I am not even sure what “alternative parenting” means, to be quite honest. I Googled it and Attachment Parenting came up – not the concept I am talking about right now by any stretch of the imagination. No, faithful blog followers, when I say I had a weekend of “alternative parenting” I mean that I basically didn’t parent at all. I just decided to not give a shit. About anything.
We all need a break from the daily SAHM grind. Mothers that work are so admirable to me mostly because they let some of the small stuff go in the interest of keeping their sanity. I could never do that. By contrast, I feel that since my life is defined by this motherhood wrap, I need to be on it all the time. I was heading for burn out, though – something I always seem to be heading for – so this weekend I decided to kick back and watch the state of nature take over.
Here were the results:
My list received no checkmarks.
I’m not sure if I have mentioned this before, but I am an obsessive list maker. I will make these enormous lists full of daunting tasks, and you think that I won’t be able to get them done because there are just so many things on there; but because I made my list I get them all done anyway.
Towards the end of last week, I realized I had a lot of things to do over the weekend and this coming week, so I decided to make a list so that I would easily stay on track. Each day had its tasks that needed to get done to lead to the next day, and so on and so forth.
Since I decided to not really give a shit, though, my list received absolutely no check marks of completion for the weekend.

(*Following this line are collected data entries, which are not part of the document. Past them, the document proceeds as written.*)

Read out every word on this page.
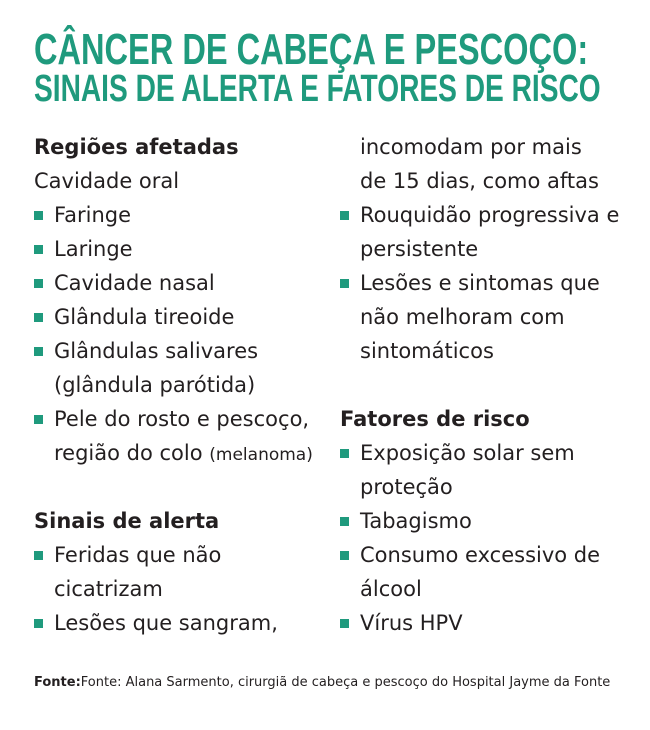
CÂNCER DE CABEÇA E PESCOÇO:
SINAIS DE ALERTA E FATORES DE RISCO
Regiões afetadas
Cavidade oral
Faringe
Laringe
Cavidade nasal
Glândula tireoide
Glândulas salivares
(glândula parótida)
Pele do rosto e pescoço,
região do colo (melanoma)
Sinais de alerta
Feridas que não
cicatrizam
Lesões que sangram,
incomodam por mais
de 15 dias, como aftas
Rouquidão progressiva e
persistente
Lesões e sintomas que
não melhoram com
sintomáticos
Fatores de risco
Exposição solar sem
proteção
Tabagismo
Consumo excessivo de
álcool
Vírus HPV
Fonte:Fonte: Alana Sarmento, cirurgiã de cabeça e pescoço do Hospital Jayme da Fonte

And I don’t fucking care.
Around 11 o’clock Saturday morning, I decided to make cans of pickles and fruit
It was a completely off-the-wall and out-of-nowhere decision, but around 11 o’clock in the morning on Saturday, I decided to make cans of pickles and fruit. This is something I’ve been wanting to do for a while (which is odd because I hate cooking); and yet, I had never really gotten around to it because I’m always too busy wiping people’s asses and cleaning up toast crumbs off the kitchen counter.
Because I decided not to parent or really give a shit this weekend, though, it instantly became a “me” weekend and so canning rose to the top of my priorities. As an added bonus, when my Trailer Trash Mom called and I accidentally answered the phone before seeing the caller id, I was able to rub it in her face that I have again achieved something of motherhood that she never was capable of doing.

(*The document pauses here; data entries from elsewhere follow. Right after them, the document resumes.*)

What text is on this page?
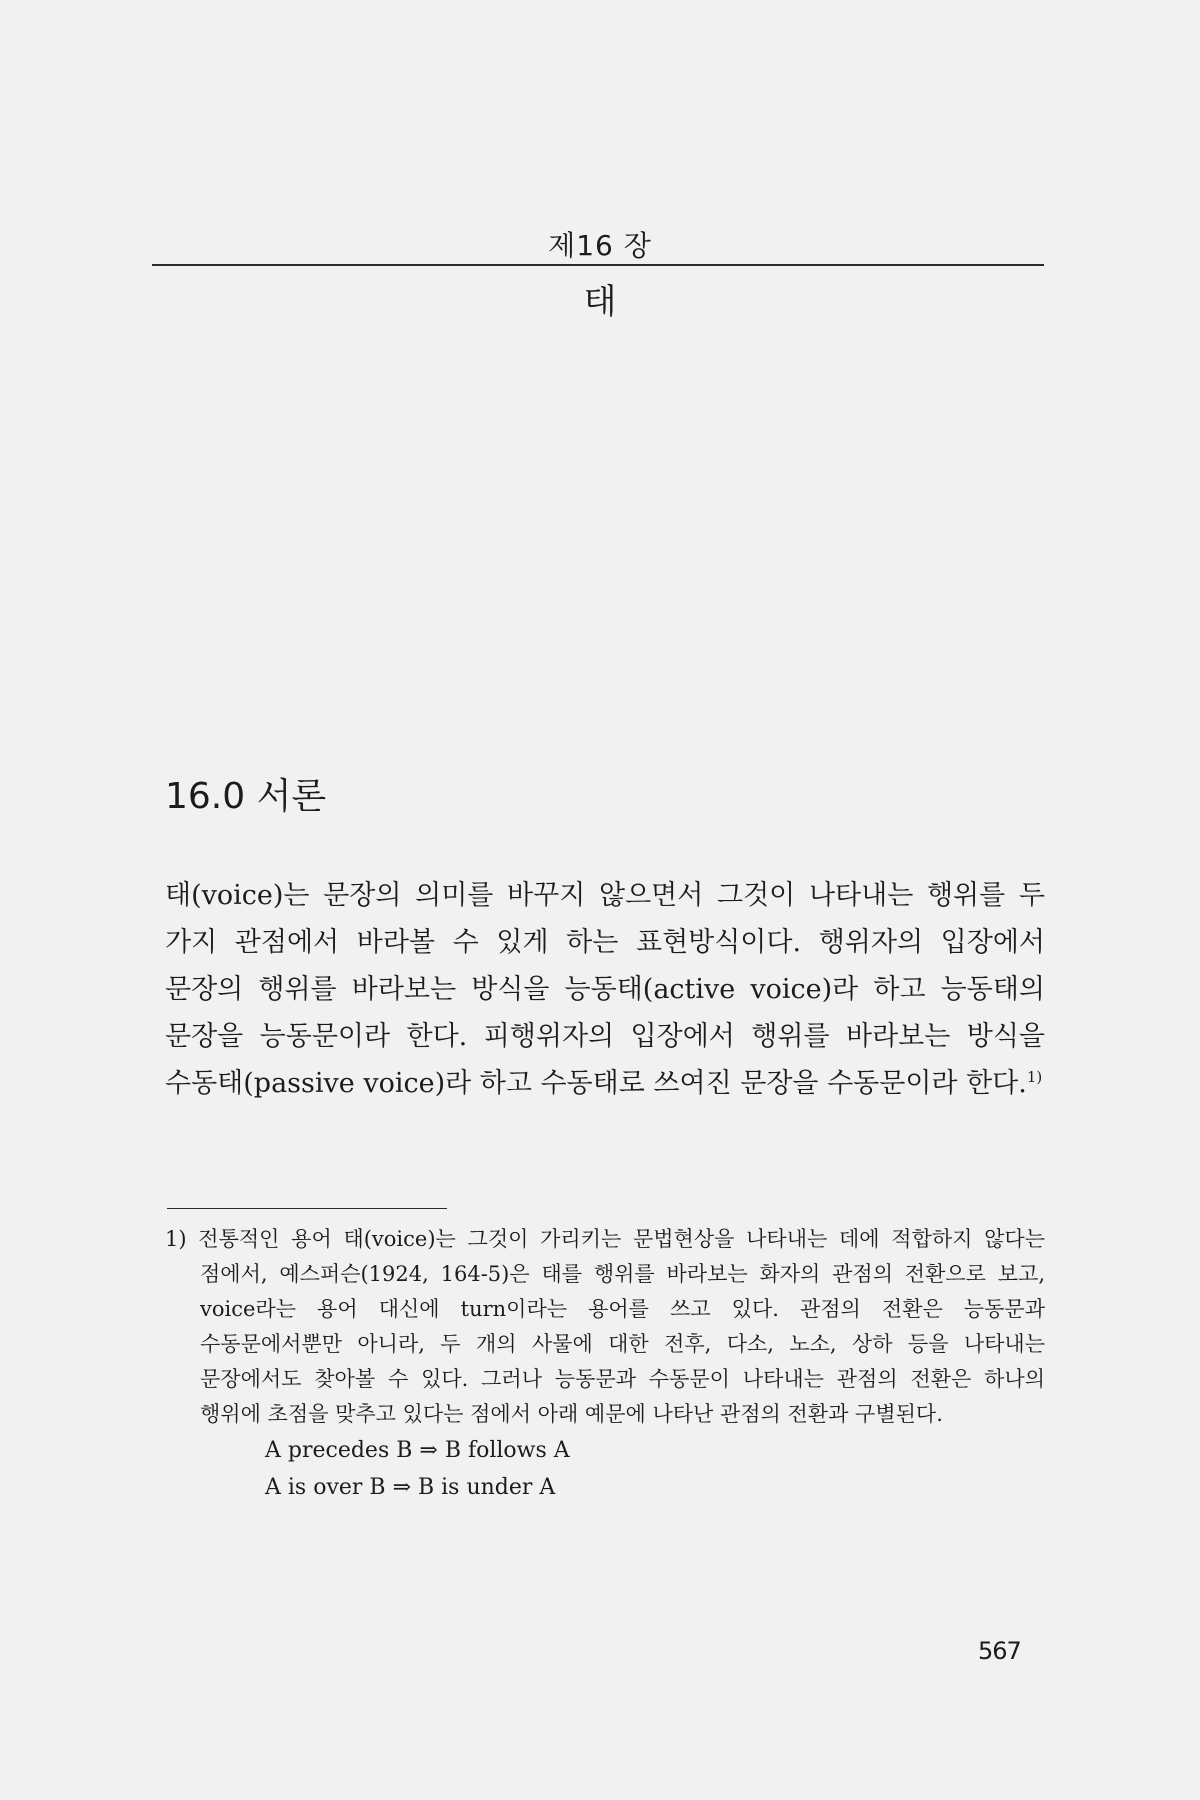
제16 장
태
16.0 서론

태(voice)는 문장의 의미를 바꾸지 않으면서 그것이 나타내는 행위를 두 가지 관점에서 바라볼 수 있게 하는 표현방식이다. 행위자의 입장에서 문장의 행위를 바라보는 방식을 능동태(active voice)라 하고 능동태의 문장을 능동문이라 한다. 피행위자의 입장에서 행위를 바라보는 방식을 수동태(passive voice)라 하고 수동태로 쓰여진 문장을 수동문이라 한다.$^{1)}$

1) 전통적인 용어 태(voice)는 그것이 가리키는 문법현상을 나타내는 데에 적합하지 않다는 점에서, 예스퍼슨(1924, 164-5)은 태를 행위를 바라보는 화자의 관점의 전환으로 보고, voice라는 용어 대신에 turn이라는 용어를 쓰고 있다. 관점의 전환은 능동문과 수동문에서뿐만 아니라, 두 개의 사물에 대한 전후, 다소, 노소, 상하 등을 나타내는 문장에서도 찾아볼 수 있다. 그러나 능동문과 수동문이 나타내는 관점의 전환은 하나의 행위에 초점을 맞추고 있다는 점에서 아래 예문에 나타난 관점의 전환과 구별된다.
A precedes B ⇒ B follows A
A is over B ⇒ B is under A
567
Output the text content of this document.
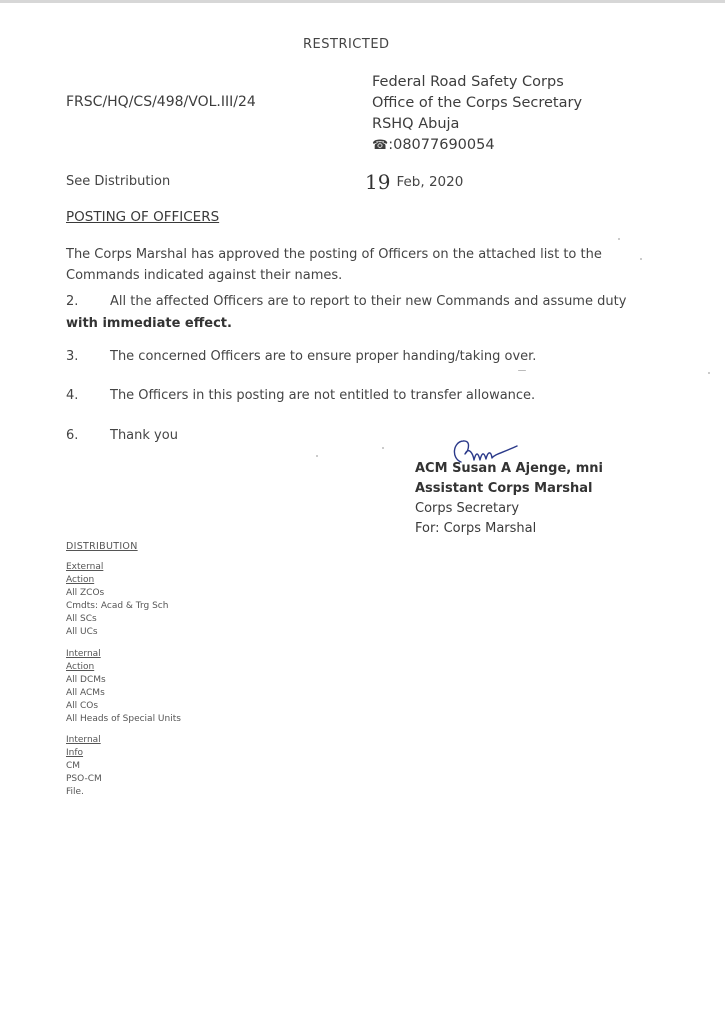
RESTRICTED
FRSC/HQ/CS/498/VOL.III/24
Federal Road Safety Corps
Office of the Corps Secretary
RSHQ Abuja
☎:08077690054
See Distribution	19 Feb, 2020
POSTING OF OFFICERS
The Corps Marshal has approved the posting of Officers on the attached list to the Commands indicated against their names.
2. All the affected Officers are to report to their new Commands and assume duty with immediate effect.
3. The concerned Officers are to ensure proper handing/taking over.
4. The Officers in this posting are not entitled to transfer allowance.
6. Thank you
ACM Susan A Ajenge, mni
Assistant Corps Marshal
Corps Secretary
For: Corps Marshal
DISTRIBUTION
External
Action
All ZCOs
Cmdts: Acad & Trg Sch
All SCs
All UCs
Internal
Action
All DCMs
All ACMs
All COs
All Heads of Special Units
Internal
Info
CM
PSO-CM
File.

The apartment became what appears to have been a war zone
I must spend an inordinate amount of time cleaning up after people without even realizing it, in addition to what I am aware of doing that is. As I sit here, looking around the apartment, I see what appears to have been a war zone.
There are crumbs all over the coffee table. There is hay from Agamemnon (my guinea pig) all over the living room floor. There is strawberry jam on the wall in the kitchen and some sort of unidentified substance on the refrigerator handle. Our kitchen table – usually a pristine image of style and grace – has glitter in the grooves, empty grocery bags all over the top of it, and miscellaneous shit (mail, keys, pens) sitting around it. The bathroom appears to have suffered an explosion of towels, for there are seven bath towels just strewn about in there. There are hair barrettes fucking everywhere.

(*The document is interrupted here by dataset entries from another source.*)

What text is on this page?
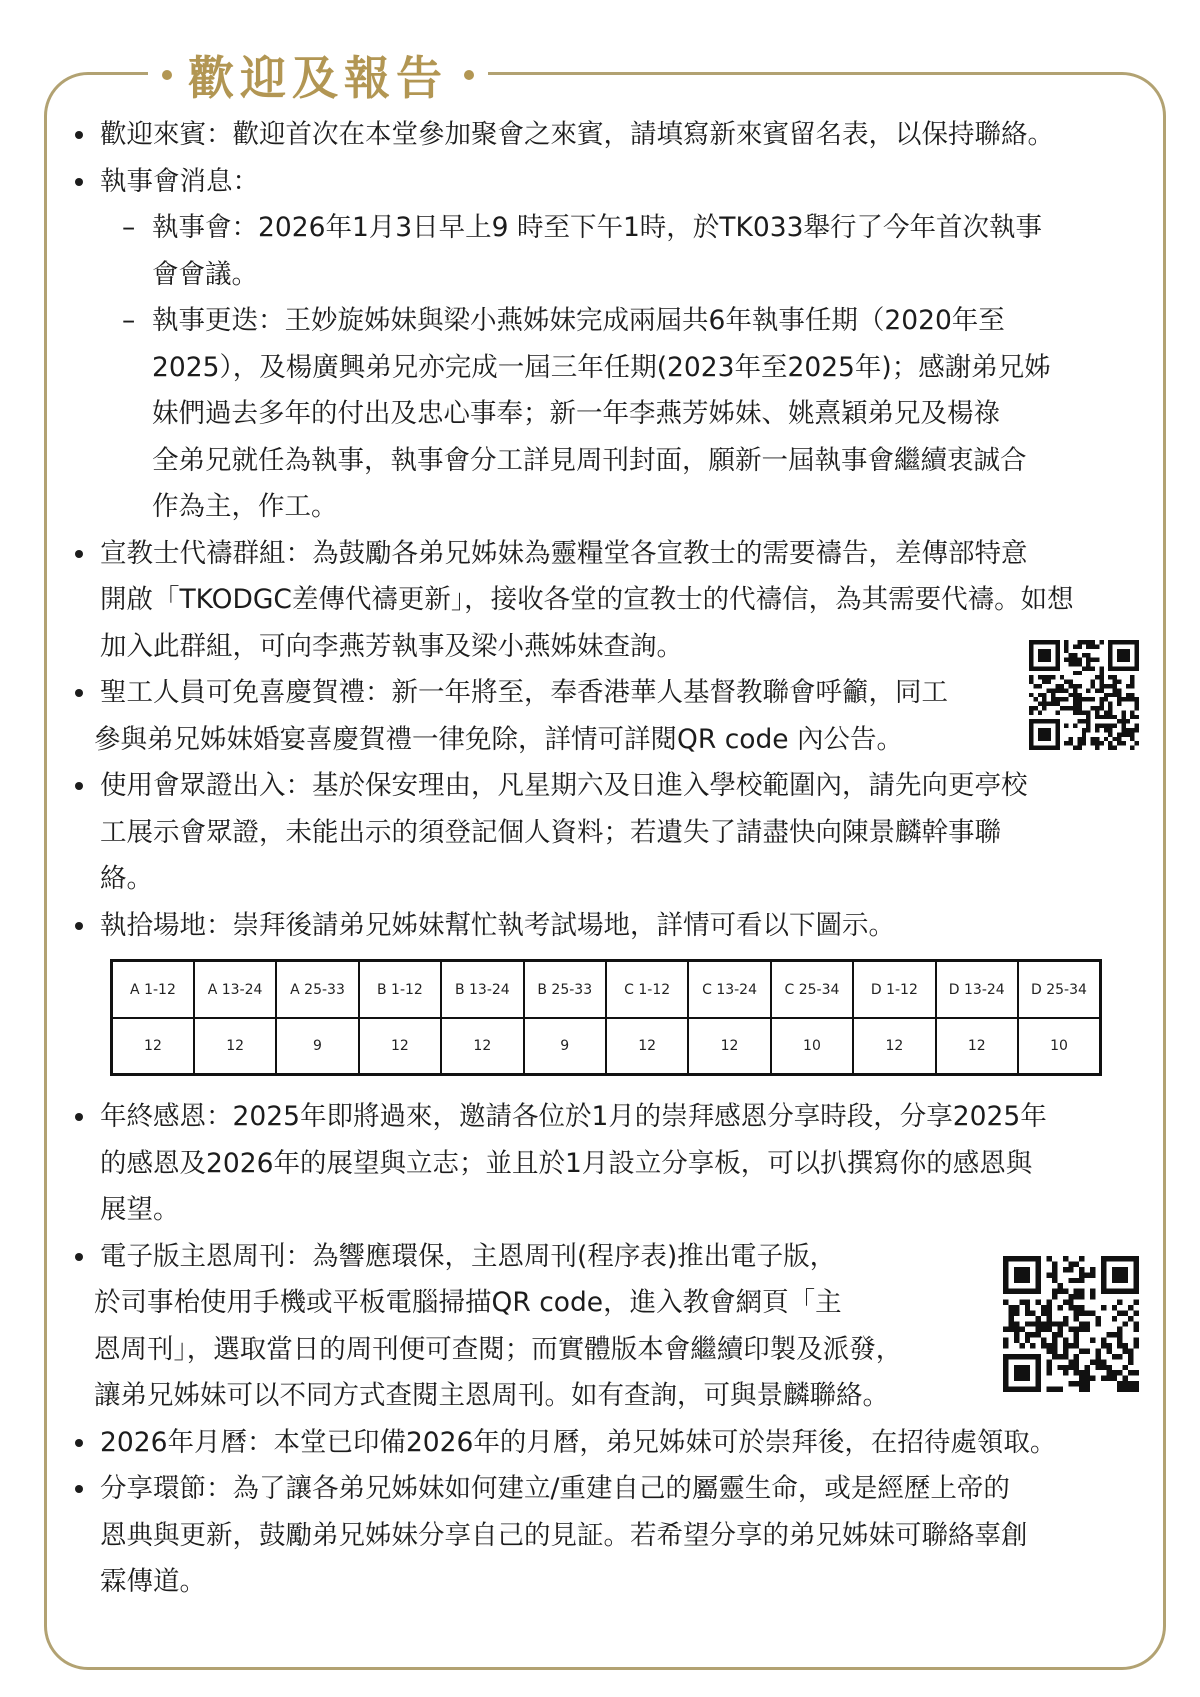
歡迎及報告
歡迎來賓：歡迎首次在本堂參加聚會之來賓，請填寫新來賓留名表，以保持聯絡。
執事會消息：
– 執事會：2026年1月3日早上9 時至下午1時，於TK033舉行了今年首次執事
會會議。
– 執事更迭：王妙旋姊妹與梁小燕姊妹完成兩屆共6年執事任期（2020年至
2025），及楊廣興弟兄亦完成一屆三年任期(2023年至2025年)；感謝弟兄姊
妹們過去多年的付出及忠心事奉；新一年李燕芳姊妹、姚熹穎弟兄及楊祿
全弟兄就任為執事，執事會分工詳見周刊封面，願新一屆執事會繼續衷誠合
作為主，作工。
宣教士代禱群組：為鼓勵各弟兄姊妹為靈糧堂各宣教士的需要禱告，差傳部特意
開啟「TKODGC差傳代禱更新」，接收各堂的宣教士的代禱信，為其需要代禱。如想
加入此群組，可向李燕芳執事及梁小燕姊妹查詢。
聖工人員可免喜慶賀禮：新一年將至，奉香港華人基督教聯會呼籲，同工
參與弟兄姊妹婚宴喜慶賀禮一律免除，詳情可詳閱QR code 內公告。
使用會眾證出入：基於保安理由，凡星期六及日進入學校範圍內，請先向更亭校
工展示會眾證，未能出示的須登記個人資料；若遺失了請盡快向陳景麟幹事聯
絡。
執拾場地：崇拜後請弟兄姊妹幫忙執考試場地，詳情可看以下圖示。
A 1-12	A 13-24	A 25-33	B 1-12	B 13-24	B 25-33	C 1-12	C 13-24	C 25-34	D 1-12	D 13-24	D 25-34
12	12	9	12	12	9	12	12	10	12	12	10
年終感恩：2025年即將過來，邀請各位於1月的崇拜感恩分享時段，分享2025年
的感恩及2026年的展望與立志；並且於1月設立分享板，可以扒撰寫你的感恩與
展望。
電子版主恩周刊：為響應環保，主恩周刊(程序表)推出電子版，
於司事枱使用手機或平板電腦掃描QR code，進入教會網頁「主
恩周刊」，選取當日的周刊便可查閱；而實體版本會繼續印製及派發，
讓弟兄姊妹可以不同方式查閱主恩周刊。如有查詢，可與景麟聯絡。
2026年月曆：本堂已印備2026年的月曆，弟兄姊妹可於崇拜後，在招待處領取。
分享環節：為了讓各弟兄姊妹如何建立/重建自己的屬靈生命，或是經歷上帝的
恩典與更新，鼓勵弟兄姊妹分享自己的見証。若希望分享的弟兄姊妹可聯絡辜創
霖傳道。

What’s worse is the condition of the people. My husband still has toothpaste around his mouth from brushing his teeth this morning. He has little clippings from his beard on his shirt too. Pookies took a bath this morning and yet there is dirt on just about every inch of skin. It would appear my “a fruit or vegetable before every snack”-rule was only minimally adhered to as well, because the only fruit eaten was watermelon, and half of it is sitting on the kitchen counter, waiting to be disposed of.
And again, I don’t really care.
You may be asking yourself at this point: just what do I care about if I am coming off this weekend of alternative (a.k.a. not) parenting? Am I worried about catching up on my list, getting things back under control, and cleaning up this gargantuan mess?
I care about the fact that I canned dill pickles, spicy garlic pickles, strawberries, apricots, and yellow cherries. I care about the fact that when I went to Sephora today I got a 500 point perk as well as a 100 point perk. I care about the hilarious scene in the Target between a husband and wife in matching Raiders jerseys – the defining moment of which included the woman screaming the words “if I see you check out that bitch over in the Starbucks again I will whoop yo’ ass and cut that bitches weave!!” I’m excited that our neighbors upstairs moved out (they are so damn loud); and moreover that I suggested they send home the friend helping them move with the hairy back and send back someone more along the lines of Goran Ivanisevic.
More than anything, I care about the fact that I feel well-rested, and ready to actually attack my list. I think a weekend of alternative parenting really worked for me. Not sure it worked for anyone else, but that doesn’t really matter at this point, does it?